被請求人は、結論同旨の審決を求めると答弁し、その理由を要旨次のように述べ、証拠方法として乙第1号証及び参考資料を提出した。

本件商標は、別掲(1)のとおりの構成よりなるところ、その構成から「ウオコー」と読まれる場合がある。しかし、本件には以下のとおり、特別の事情がある。

1.本件商標と引用商標1及び2との類否

(1)観念類似について

本件商標の構成は、「魚耕」であるのに対して、引用商標1及び2の構成は「魚幸」であるところ、語頭の「魚」の文字は、指定商品を取り扱う業者間において、一般的に店名の一部に使用されていることよりして、識別性に弱い文字部分であるから、構成文字の全体の意味合い、印象に力点をおいて取引に資せられているものといえ、本件では、「耕」と「幸」こそが他の商標を容易に直感し、想起する程度のものか、およそかけ離れたものかが争点になるのである。

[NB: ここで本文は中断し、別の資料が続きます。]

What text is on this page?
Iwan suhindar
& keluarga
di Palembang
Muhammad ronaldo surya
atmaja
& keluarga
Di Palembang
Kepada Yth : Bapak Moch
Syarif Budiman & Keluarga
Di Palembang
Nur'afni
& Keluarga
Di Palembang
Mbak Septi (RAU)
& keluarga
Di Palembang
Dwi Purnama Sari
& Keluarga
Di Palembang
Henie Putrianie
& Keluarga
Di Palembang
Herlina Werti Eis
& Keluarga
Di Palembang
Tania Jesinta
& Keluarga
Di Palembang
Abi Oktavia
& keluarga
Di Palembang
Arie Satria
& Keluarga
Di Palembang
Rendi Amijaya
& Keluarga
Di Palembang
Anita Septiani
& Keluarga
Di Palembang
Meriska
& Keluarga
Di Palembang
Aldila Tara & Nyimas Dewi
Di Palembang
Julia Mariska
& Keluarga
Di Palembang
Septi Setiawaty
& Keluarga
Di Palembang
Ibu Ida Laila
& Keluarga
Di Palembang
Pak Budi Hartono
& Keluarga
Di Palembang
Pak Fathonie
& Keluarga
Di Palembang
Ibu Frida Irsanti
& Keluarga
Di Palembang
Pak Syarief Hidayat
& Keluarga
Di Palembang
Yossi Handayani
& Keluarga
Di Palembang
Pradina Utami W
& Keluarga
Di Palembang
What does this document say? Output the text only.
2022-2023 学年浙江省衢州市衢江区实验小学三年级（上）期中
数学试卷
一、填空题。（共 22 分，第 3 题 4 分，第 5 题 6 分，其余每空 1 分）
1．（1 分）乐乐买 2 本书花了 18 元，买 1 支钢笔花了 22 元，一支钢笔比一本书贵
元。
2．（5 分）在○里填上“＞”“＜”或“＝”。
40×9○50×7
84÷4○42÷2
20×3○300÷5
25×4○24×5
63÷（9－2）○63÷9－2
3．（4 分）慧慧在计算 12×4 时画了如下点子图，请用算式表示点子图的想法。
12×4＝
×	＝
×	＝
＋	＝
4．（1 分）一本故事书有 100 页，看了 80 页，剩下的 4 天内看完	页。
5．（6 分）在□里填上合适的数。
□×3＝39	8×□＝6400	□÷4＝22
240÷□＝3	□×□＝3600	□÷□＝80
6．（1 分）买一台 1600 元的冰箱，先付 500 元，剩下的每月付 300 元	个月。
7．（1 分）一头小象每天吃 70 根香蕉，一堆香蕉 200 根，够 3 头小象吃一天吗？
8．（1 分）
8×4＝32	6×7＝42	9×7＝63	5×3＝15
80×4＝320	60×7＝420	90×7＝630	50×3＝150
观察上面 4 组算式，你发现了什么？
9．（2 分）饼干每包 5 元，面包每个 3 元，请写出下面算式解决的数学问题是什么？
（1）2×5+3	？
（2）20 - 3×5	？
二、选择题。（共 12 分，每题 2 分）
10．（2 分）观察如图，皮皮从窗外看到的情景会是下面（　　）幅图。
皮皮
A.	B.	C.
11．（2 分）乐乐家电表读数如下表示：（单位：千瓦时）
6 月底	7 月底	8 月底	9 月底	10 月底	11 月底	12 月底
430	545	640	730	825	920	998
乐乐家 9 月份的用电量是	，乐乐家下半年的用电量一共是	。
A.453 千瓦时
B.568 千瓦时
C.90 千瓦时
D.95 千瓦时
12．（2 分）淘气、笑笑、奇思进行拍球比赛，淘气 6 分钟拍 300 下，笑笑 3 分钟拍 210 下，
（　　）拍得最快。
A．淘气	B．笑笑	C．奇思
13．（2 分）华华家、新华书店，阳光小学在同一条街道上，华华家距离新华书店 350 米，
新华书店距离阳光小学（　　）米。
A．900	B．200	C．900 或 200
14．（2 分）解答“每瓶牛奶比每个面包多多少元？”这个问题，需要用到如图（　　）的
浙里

これを吟味するに、本件商標の語尾の「耕」は「(畠を)たがやす」の意を有する語として用いられ、一般の取引者・需要者であれば、魚をあたかも畠になぞらえて魚を耕す、つまり、魚を目的語・対象としてビジネスの徹底的な追及をしようとしている意図を直感するであろう。実際、被請求人は、「魚耕」を社是の一つとして「心を耕し、魚を耕し、商売を耕す」としており、これは、一般の取引者にとっても、被請求人が、魚ビジネスを対象として、これに対して厳しく立ち向かうことで、需要者に応えようとしている姿勢を強く感じとることができる。

一方、引用商標1及び2の「幸」は「しあわせ・さいわい」などの意を有する語として、日常よく親しまれて使用されている語である。それは、一般の取引者にとって、請求人が、需要者を対象として、魚を通して「幸い」を届けようとしている姿勢を感じ取ることができる。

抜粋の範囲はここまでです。